La France a annulé le décret ministériel autorisant en 2020 l’extradition du frère de l’ancien président Blaise Compaoré, Paul François Compaoré, vers le Burkina Faso, où il est accusé de l’assassinat d’un journaliste en 1998, a-t-on appris jeudi de source judiciaire.
"Le décret a été abrogé le 13 décembre", a annoncé le président de la chambre des extraditions de la cour d’appel de Paris lors d’une audience mercredi sur la levée du contrôle judiciaire de M. Compaoré prononcé en 2017 dans le cadre de la procédure d’extradition.
L’abrogation de l’extradition de M. Compaoré est "intervenue à la suite de l’arrêt de la CEDH (Cour européenne des droits de l’homme) du 7 septembre 2023 qui a conclu à la violation de l’article 3 en cas d’extradition du requérant vers le Burkina Faso", a résumé le ministère français de la Justice.
"Nous sommes déçus, nous avions espéré que la France use de son droit de demander un réexamen" du décret "devant la CEDH", a déclaré à l’AFP Me Prosper Farama, l’avocat de la famille du journaliste assassiné, Norbert Zongo.
Pour la famille, qui veut "connaître la vérité", c’est un "désastre", a-t-il ajouté.
Il note toutefois "l’impact immédiat" de l’annulation du décret: "la procédure d’instruction criminelle" au Burkina Faso qui "était en suspens devrait reprendre son cours dans les meilleurs délais".
"Il ne reste plus le jugement", a-t-il poursuivi.
Un jugement qui, espère-t-il, se tiendra malgré tout "par contumace", sans en connaître la date.
De son côté, le Centre national de presse Norbert Zongo accuse "un jour noir".
Les membres de ce lieu commémoratif "s’attendaient à ce que le gouvernement burkinabè entreprenne les diligences nécessaires pour la relance du dossier" et l’"exhortent" à "éclairer les Burkinabè sur les nouveaux développements intervenus.

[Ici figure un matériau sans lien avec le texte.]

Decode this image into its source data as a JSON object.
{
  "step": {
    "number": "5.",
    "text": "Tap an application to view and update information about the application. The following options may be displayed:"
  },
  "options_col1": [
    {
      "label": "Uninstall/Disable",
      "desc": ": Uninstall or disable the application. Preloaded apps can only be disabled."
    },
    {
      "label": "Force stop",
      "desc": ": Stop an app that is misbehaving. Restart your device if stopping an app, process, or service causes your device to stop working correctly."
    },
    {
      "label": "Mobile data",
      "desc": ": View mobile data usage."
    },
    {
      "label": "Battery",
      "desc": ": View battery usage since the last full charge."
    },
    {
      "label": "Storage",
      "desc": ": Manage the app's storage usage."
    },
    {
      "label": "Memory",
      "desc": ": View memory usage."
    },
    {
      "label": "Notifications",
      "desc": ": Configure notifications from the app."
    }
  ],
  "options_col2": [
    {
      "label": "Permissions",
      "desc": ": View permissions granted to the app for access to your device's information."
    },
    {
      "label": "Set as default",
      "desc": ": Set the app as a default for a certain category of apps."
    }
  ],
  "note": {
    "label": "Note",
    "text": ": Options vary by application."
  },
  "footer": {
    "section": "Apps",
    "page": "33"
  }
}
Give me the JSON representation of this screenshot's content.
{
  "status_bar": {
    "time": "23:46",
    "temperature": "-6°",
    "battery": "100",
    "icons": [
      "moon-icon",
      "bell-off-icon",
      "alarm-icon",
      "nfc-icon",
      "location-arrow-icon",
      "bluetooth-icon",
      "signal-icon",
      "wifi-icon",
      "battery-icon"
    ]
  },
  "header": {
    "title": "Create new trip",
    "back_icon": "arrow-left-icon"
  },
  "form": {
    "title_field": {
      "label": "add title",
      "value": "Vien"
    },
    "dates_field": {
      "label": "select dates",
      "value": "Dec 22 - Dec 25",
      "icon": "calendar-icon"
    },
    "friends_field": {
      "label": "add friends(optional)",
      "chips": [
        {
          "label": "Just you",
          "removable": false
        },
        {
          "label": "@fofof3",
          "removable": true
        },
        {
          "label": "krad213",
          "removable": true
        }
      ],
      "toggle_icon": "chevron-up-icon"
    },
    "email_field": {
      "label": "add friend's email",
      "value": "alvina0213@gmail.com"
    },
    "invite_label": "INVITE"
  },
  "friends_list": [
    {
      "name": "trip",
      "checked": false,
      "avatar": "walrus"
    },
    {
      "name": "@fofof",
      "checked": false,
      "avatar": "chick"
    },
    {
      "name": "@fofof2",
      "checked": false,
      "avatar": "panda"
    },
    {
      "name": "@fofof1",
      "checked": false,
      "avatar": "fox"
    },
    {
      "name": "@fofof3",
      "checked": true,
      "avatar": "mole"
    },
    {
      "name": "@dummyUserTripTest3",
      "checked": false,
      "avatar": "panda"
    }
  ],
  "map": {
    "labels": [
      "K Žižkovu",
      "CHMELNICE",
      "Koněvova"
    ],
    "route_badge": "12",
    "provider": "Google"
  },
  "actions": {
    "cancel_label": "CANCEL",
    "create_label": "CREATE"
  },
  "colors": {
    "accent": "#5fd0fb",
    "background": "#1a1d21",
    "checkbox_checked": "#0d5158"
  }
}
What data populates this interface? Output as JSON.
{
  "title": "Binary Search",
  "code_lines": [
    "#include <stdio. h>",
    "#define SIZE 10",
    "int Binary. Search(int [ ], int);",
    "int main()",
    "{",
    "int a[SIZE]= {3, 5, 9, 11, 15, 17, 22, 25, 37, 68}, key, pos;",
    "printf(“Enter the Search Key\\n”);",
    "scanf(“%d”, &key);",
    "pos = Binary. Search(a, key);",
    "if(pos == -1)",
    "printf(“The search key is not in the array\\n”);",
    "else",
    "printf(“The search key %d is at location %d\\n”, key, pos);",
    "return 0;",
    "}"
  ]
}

Le décret d’abrogation, signé par la Première ministre, Elisabeth Borne, est un acte rare, ont relevé plus tôt deux sources proches du dossier.
Paul François Compaoré, frère cadet de l’ancien président burkinabè (1991-2014) et l’un de ses proches conseillers, est poursuivi au Burkina Faso pour l’assassinat du journaliste d’investigation Norbert Zongo et de trois hommes qui l’accompagnaient, le 13 décembre 1998.
Il avait été arrêté le 29 octobre 2017 à l’aéroport de Roissy, près de Paris, en exécution d’un mandat d’arrêt international lancé par Ouagadougou.
Le Burkina avait réclamé à la France son extradition, assurant par la suite que même si M. Compaoré était condamné à mort par un tribunal indépendant, la peine ne serait pas mise à exécution.
Remis en liberté sous contrôle judiciaire le 30 octobre 2017, M. Compaoré, qui vit en France, a multiplié les recours.
La justice avait autorisé son extradition dès 2018, puis un décret ministériel avait été signé en 2020, validé l’année suivante par le Conseil d’Etat (plus haute instance juridique administrative française). Mais la CEDH, saisie par la défense de M. Compaoré, a estimé le 7 septembre que la France devait réexaminer ce décret.
"Le contexte a changé", a relevé le président de la chambre des extraditions, faisant allusion aux deux coups d’Etat successifs qu’a connus le pays en 2022.
"M. Compaoré n’a eu de cesse de contester son extradition" qui comportait "des risques graves pour ses droits fondamentaux", a rappelé son avocate, Me Clara Gérard-Rodriguez.
"Il n’a plus aucune procédure en cours" et rien ne justifie son placement sous contrôle judiciaire, a-t-elle ajouté.
Les relations entre la France et le Burkina se sont dégradées depuis l’arrivée au pouvoir en septembre 2022 par un coup d’Etat du capitaine Ibrahim Traoré.